The first thing I will say is that I have this same install working in AWS with the same configuration files for apiserver
, manager
, scheduler
, kubelet
, and kube-proxy
.
/usr/bin/kubelet \
--require-kubeconfig \
--allow-privileged=true \
--cluster-dns=10.32.0.10 \
--container-runtime=docker \
--docker=unix:///var/run/docker.sock \
--network-plugin=kubenet \
--kubeconfig=/var/lib/kubelet/kubeconfig \
--serialize-image-pulls=true \
--cgroup-root=/ \
--system-container=/system \
--node-status-update-frequency=4s \
--tls-cert-file=/var/lib/kubernetes/kubernetes.pem \
--tls-private-key-file=/var/lib/kubernetes/kubernetes-key.pem \
--v=2
/usr/bin/kube-proxy \
--master=https://10.240.0.6:6443 \
--kubeconfig=/var/lib/kubelet/kubeconfig \
--proxy-mode=iptables \
--v=2
Login to any of the pods on any node:
nslookup kubernetes 10.32.0.10
Server: 10.32.0.10
Address 1: 10.32.0.10 kube-dns.kube-system.svc.cluster.local
nslookup: can't resolve 'kubernetes': Try again
nslookup kubernetes.default.svc.cluster.local. 10.32.0.10
Server: 10.32.0.10
Address 1: 10.32.0.10 kube-dns.kube-system.svc.cluster.local
Name: kubernetes.default.svc.cluster.local.
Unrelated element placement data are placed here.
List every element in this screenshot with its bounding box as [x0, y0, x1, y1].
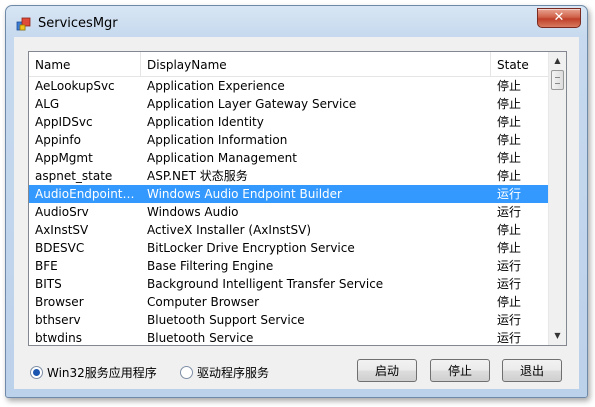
cell-name: ALG: [35, 97, 60, 111]
table-row[interactable]: aspnet_state ASP.NET 状态服务 停止: [29, 167, 548, 185]
cell-name: AudioSrv: [35, 205, 89, 219]
cell-name: AppIDSvc: [35, 115, 93, 129]
cell-state: 运行: [497, 331, 522, 345]
cell-name: bthserv: [35, 313, 81, 327]
close-icon: ✕: [553, 10, 565, 25]
cell-displayname: Bluetooth Service: [147, 331, 254, 345]
cell-state: 停止: [497, 97, 522, 111]
radio-unchecked-icon: [180, 366, 193, 379]
cell-state: 运行: [497, 259, 522, 273]
list-rows: AeLookupSvc Application Experience 停止 ALG Ap…: [29, 77, 548, 345]
table-row[interactable]: Browser Computer Browser 停止: [29, 293, 548, 311]
cell-name: aspnet_state: [35, 169, 113, 183]
table-row[interactable]: AudioEndpointB... Windows Audio Endpoint …: [29, 185, 548, 203]
table-row[interactable]: ALG Application Layer Gateway Service 停止: [29, 95, 548, 113]
cell-displayname: Base Filtering Engine: [147, 259, 274, 273]
scroll-thumb[interactable]: [551, 70, 564, 90]
column-header-state[interactable]: State: [491, 52, 548, 76]
cell-state: 停止: [497, 223, 522, 237]
exit-button[interactable]: 退出: [502, 359, 562, 382]
cell-displayname: ASP.NET 状态服务: [147, 169, 248, 183]
cell-name: BITS: [35, 277, 62, 291]
cell-displayname: Application Layer Gateway Service: [147, 97, 357, 111]
cell-state: 停止: [497, 133, 522, 147]
cell-displayname: Bluetooth Support Service: [147, 313, 305, 327]
services-list[interactable]: Name DisplayName State AeLookupSvc Applic…: [28, 51, 567, 346]
table-row[interactable]: bthserv Bluetooth Support Service 运行: [29, 311, 548, 329]
column-header-displayname[interactable]: DisplayName: [141, 52, 491, 76]
cell-name: btwdins: [35, 331, 82, 345]
cell-state: 停止: [497, 295, 522, 309]
cell-name: Appinfo: [35, 133, 81, 147]
cell-state: 停止: [497, 115, 522, 129]
table-row[interactable]: BFE Base Filtering Engine 运行: [29, 257, 548, 275]
cell-name: AxInstSV: [35, 223, 89, 237]
cell-state: 运行: [497, 313, 522, 327]
services-manager-window: ServicesMgr ✕ Name DisplayName State AeL…: [5, 5, 588, 398]
table-row[interactable]: AeLookupSvc Application Experience 停止: [29, 77, 548, 95]
window-title: ServicesMgr: [38, 16, 118, 31]
cell-state: 运行: [497, 205, 522, 219]
close-button[interactable]: ✕: [537, 8, 581, 28]
table-row[interactable]: btwdins Bluetooth Service 运行: [29, 329, 548, 345]
table-row[interactable]: BDESVC BitLocker Drive Encryption Service…: [29, 239, 548, 257]
vertical-scrollbar[interactable]: ▲ ▼: [548, 52, 566, 345]
cell-displayname: Background Intelligent Transfer Service: [147, 277, 384, 291]
radio-win32-services[interactable]: Win32服务应用程序: [30, 365, 157, 381]
cell-state: 停止: [497, 79, 522, 93]
scroll-down-arrow-icon[interactable]: ▼: [550, 328, 565, 344]
cell-name: AppMgmt: [35, 151, 93, 165]
cell-name: AeLookupSvc: [35, 79, 115, 93]
radio-checked-icon: [30, 366, 43, 379]
cell-displayname: Application Information: [147, 133, 288, 147]
stop-button[interactable]: 停止: [430, 359, 490, 382]
radio-driver-label: 驱动程序服务: [197, 366, 270, 380]
cell-name: AudioEndpointB...: [35, 187, 141, 201]
cell-displayname: Application Management: [147, 151, 297, 165]
cell-state: 停止: [497, 151, 522, 165]
cell-displayname: Computer Browser: [147, 295, 260, 309]
list-header: Name DisplayName State: [29, 52, 548, 77]
client-area: Name DisplayName State AeLookupSvc Applic…: [14, 37, 579, 389]
cell-state: 运行: [497, 187, 522, 201]
cell-state: 停止: [497, 241, 522, 255]
cell-name: BDESVC: [35, 241, 85, 255]
table-row[interactable]: BITS Background Intelligent Transfer Serv…: [29, 275, 548, 293]
table-row[interactable]: AppIDSvc Application Identity 停止: [29, 113, 548, 131]
column-header-name[interactable]: Name: [29, 52, 141, 76]
cell-displayname: Application Identity: [147, 115, 264, 129]
radio-win32-label: Win32服务应用程序: [47, 366, 157, 380]
start-button[interactable]: 启动: [357, 359, 417, 382]
scroll-up-arrow-icon[interactable]: ▲: [550, 53, 565, 69]
table-row[interactable]: AppMgmt Application Management 停止: [29, 149, 548, 167]
cell-displayname: BitLocker Drive Encryption Service: [147, 241, 355, 255]
cell-name: BFE: [35, 259, 58, 273]
cell-displayname: ActiveX Installer (AxInstSV): [147, 223, 312, 237]
table-row[interactable]: AxInstSV ActiveX Installer (AxInstSV) 停止: [29, 221, 548, 239]
cell-name: Browser: [35, 295, 84, 309]
cell-state: 停止: [497, 169, 522, 183]
cell-displayname: Application Experience: [147, 79, 285, 93]
table-row[interactable]: AudioSrv Windows Audio 运行: [29, 203, 548, 221]
title-bar[interactable]: ServicesMgr ✕: [6, 6, 587, 36]
cell-displayname: Windows Audio Endpoint Builder: [147, 187, 342, 201]
cell-state: 运行: [497, 277, 522, 291]
cell-displayname: Windows Audio: [147, 205, 239, 219]
radio-driver-services[interactable]: 驱动程序服务: [180, 365, 269, 381]
table-row[interactable]: Appinfo Application Information 停止: [29, 131, 548, 149]
app-icon: [16, 17, 31, 31]
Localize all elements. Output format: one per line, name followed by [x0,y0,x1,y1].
Address 1: 10.32.0.1 kubernetes.default.svc.cluster.local
So I figured out that on azure, the resolv.conf looked like this:
; generated by /usr/sbin/dhclient-script
search ssnci0siiuyebf1tqq5j1a1cyd.bx.internal.cloudapp.net
10.32.0.10
options ndots:5
If I added the search domains of default.svc.cluster.local
svc.cluster.local cluster.local
.
Everything started working and I understand why.
However, this is problematic because for every namespace I create, I would need to manage the resolv.conf.
This does not happen when I deploy in Amazon so I am kind of stumped on why it is happening in Azure.
Kubelet has a command line flag, cluster-domain
which it looks like you're missing. See the docs
Add --cluster-domain=cluster.local
to your kubelet command start up, and it should start working as expected.